Congenital deafness affects the functional and anatomical properties of the auditory system (Kral et al, 2019, Ann Rev Neurosci). It has been suggested that congenital deafness affects predominantly corticocortical functional connections within but also beyond the auditory system (the connectome model of deafness, Kral et al, 2016, Lancet Neurol). This may lead to increased risk of cognitive deficits in deaf children. Indeed, so-called induced responses, indicative of corticocortical interactions, were reduced in the auditory cortex of congenitally deaf cats (Yusuf et al, 2017, Brain). Here Dr Kral’s group directly investigated effective connectivity between primary and secondary areas of congenitally deaf cats (CDC).

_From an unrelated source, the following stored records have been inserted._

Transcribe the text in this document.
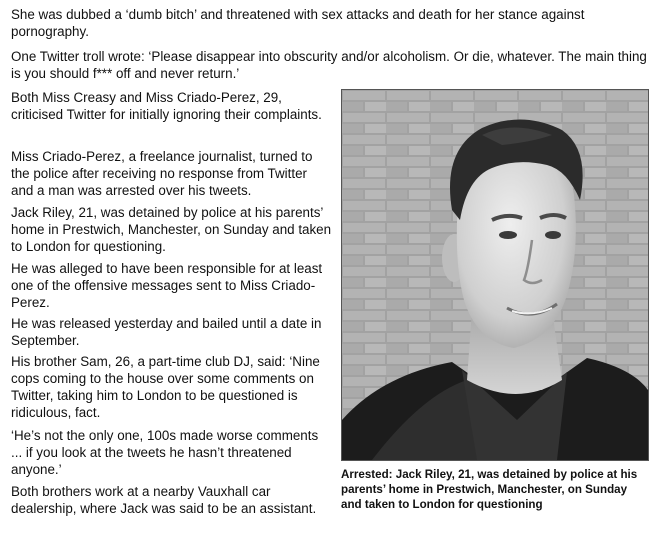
She was dubbed a ‘dumb bitch’ and threatened with sex attacks and death for her stance against pornography.

One Twitter troll wrote: ‘Please disappear into obscurity and/or alcoholism. Or die, whatever. The main thing is you should f*** off and never return.’

Both Miss Creasy and Miss Criado-Perez, 29, criticised Twitter for initially ignoring their complaints.

Miss Criado-Perez, a freelance journalist, turned to the police after receiving no response from Twitter and a man was arrested over his tweets.

Jack Riley, 21, was detained by police at his parents’ home in Prestwich, Manchester, on Sunday and taken to London for questioning.

He was alleged to have been responsible for at least one of the offensive messages sent to Miss Criado-Perez.

He was released yesterday and bailed until a date in September.

His brother Sam, 26, a part-time club DJ, said: ‘Nine cops coming to the house over some comments on Twitter, taking him to London to be questioned is ridiculous, fact.

‘He’s not the only one, 100s made worse comments ... if you look at the tweets he hasn’t threatened anyone.’

Both brothers work at a nearby Vauxhall car dealership, where Jack was said to be an assistant.

Arrested: Jack Riley, 21, was detained by police at his parents’ home in Prestwich, Manchester, on Sunday and taken to London for questioning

In adult hearing cats (HC) and CDCs, responses to acoustic and electric stimulation (through a cochlear implant) were compared. Recordings were in the primary auditory field (A1) and the higher order posterior auditory field (PAF) using multielectrode arrays. Penetrations were histologically reconstructed. For effective connectivity pairwise phase consistency, weighted phase-lag index and nonparametric Granger causality were determined and compared. Additionally, spike-field coherence was computed between different recording sites.

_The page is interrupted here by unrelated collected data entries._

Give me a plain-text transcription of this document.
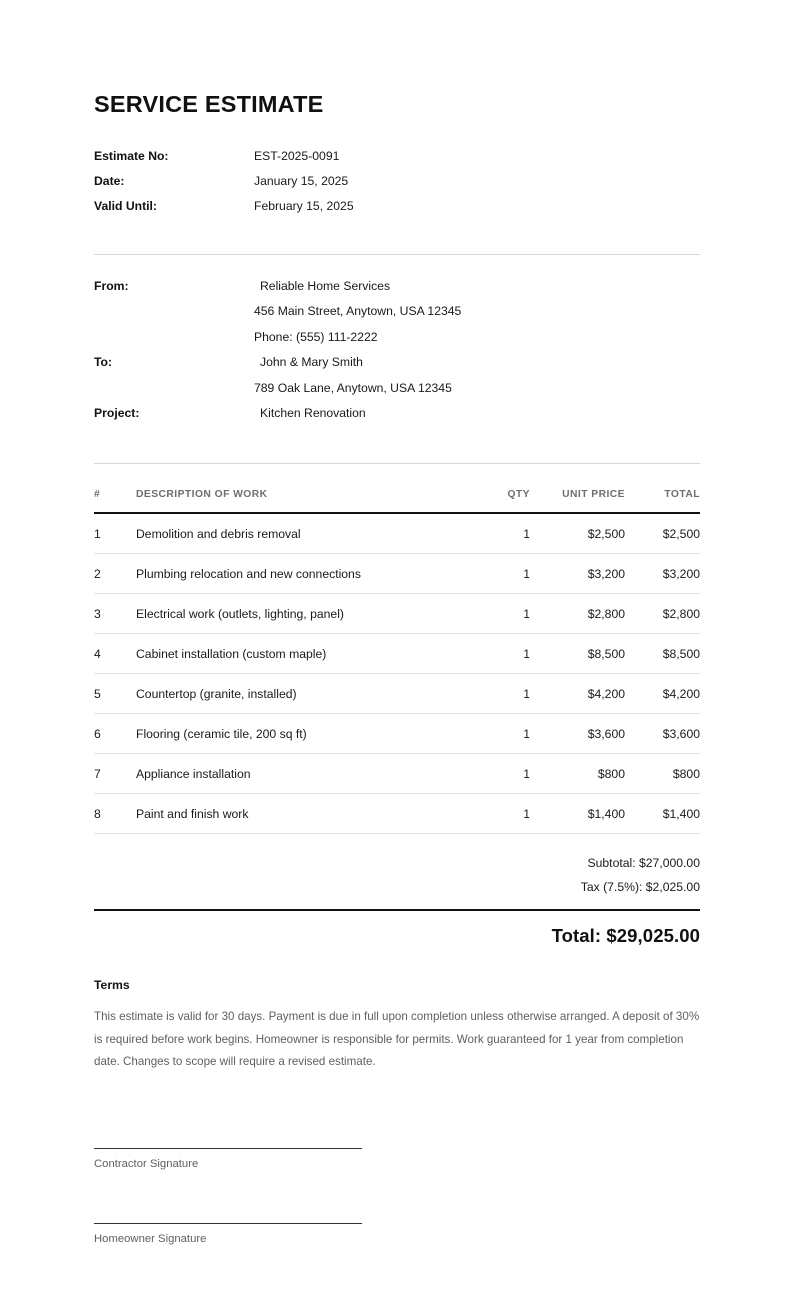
SERVICE ESTIMATE
Estimate No:	EST-2025-0091
Date:	January 15, 2025
Valid Until:	February 15, 2025
From:	Reliable Home Services
456 Main Street, Anytown, USA 12345
Phone: (555) 111-2222
To:	John & Mary Smith
789 Oak Lane, Anytown, USA 12345
Project:	Kitchen Renovation
#	DESCRIPTION OF WORK	QTY	UNIT PRICE	TOTAL
1	Demolition and debris removal	1	$2,500	$2,500
2	Plumbing relocation and new connections	1	$3,200	$3,200
3	Electrical work (outlets, lighting, panel)	1	$2,800	$2,800
4	Cabinet installation (custom maple)	1	$8,500	$8,500
5	Countertop (granite, installed)	1	$4,200	$4,200
6	Flooring (ceramic tile, 200 sq ft)	1	$3,600	$3,600
7	Appliance installation	1	$800	$800
8	Paint and finish work	1	$1,400	$1,400
Subtotal: $27,000.00
Tax (7.5%): $2,025.00
Total: $29,025.00
Terms

This estimate is valid for 30 days. Payment is due in full upon completion unless otherwise arranged. A deposit of 30% is required before work begins. Homeowner is responsible for permits. Work guaranteed for 1 year from completion date. Changes to scope will require a revised estimate.

Contractor Signature

Homeowner Signature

CDCs demonstrated a substantially reduced stimulus-related corticocortical coupling in the connectivity measures used. Largest deficits were observed in sensory-related top-down interactions, in the alpha and beta band (Yusuf et al, 2021, Front Neurosci). Furthermore, spike-field coherence revealed a decoupling of supragranular and infragranular layers in A1 (Yusuf et al, 2022, Front Syst Neurosci), likely responsible for dystrophic changes in the deep cortical layers (Berger et al, 2017, J Comp Neurol). The data document that corticocortical interactions are dependent on developmental hearing experience. These observations suggests that the congenitally deaf brain cannot incorporate top-down prediction information into auditory processing and thus have a deficient predictive processing.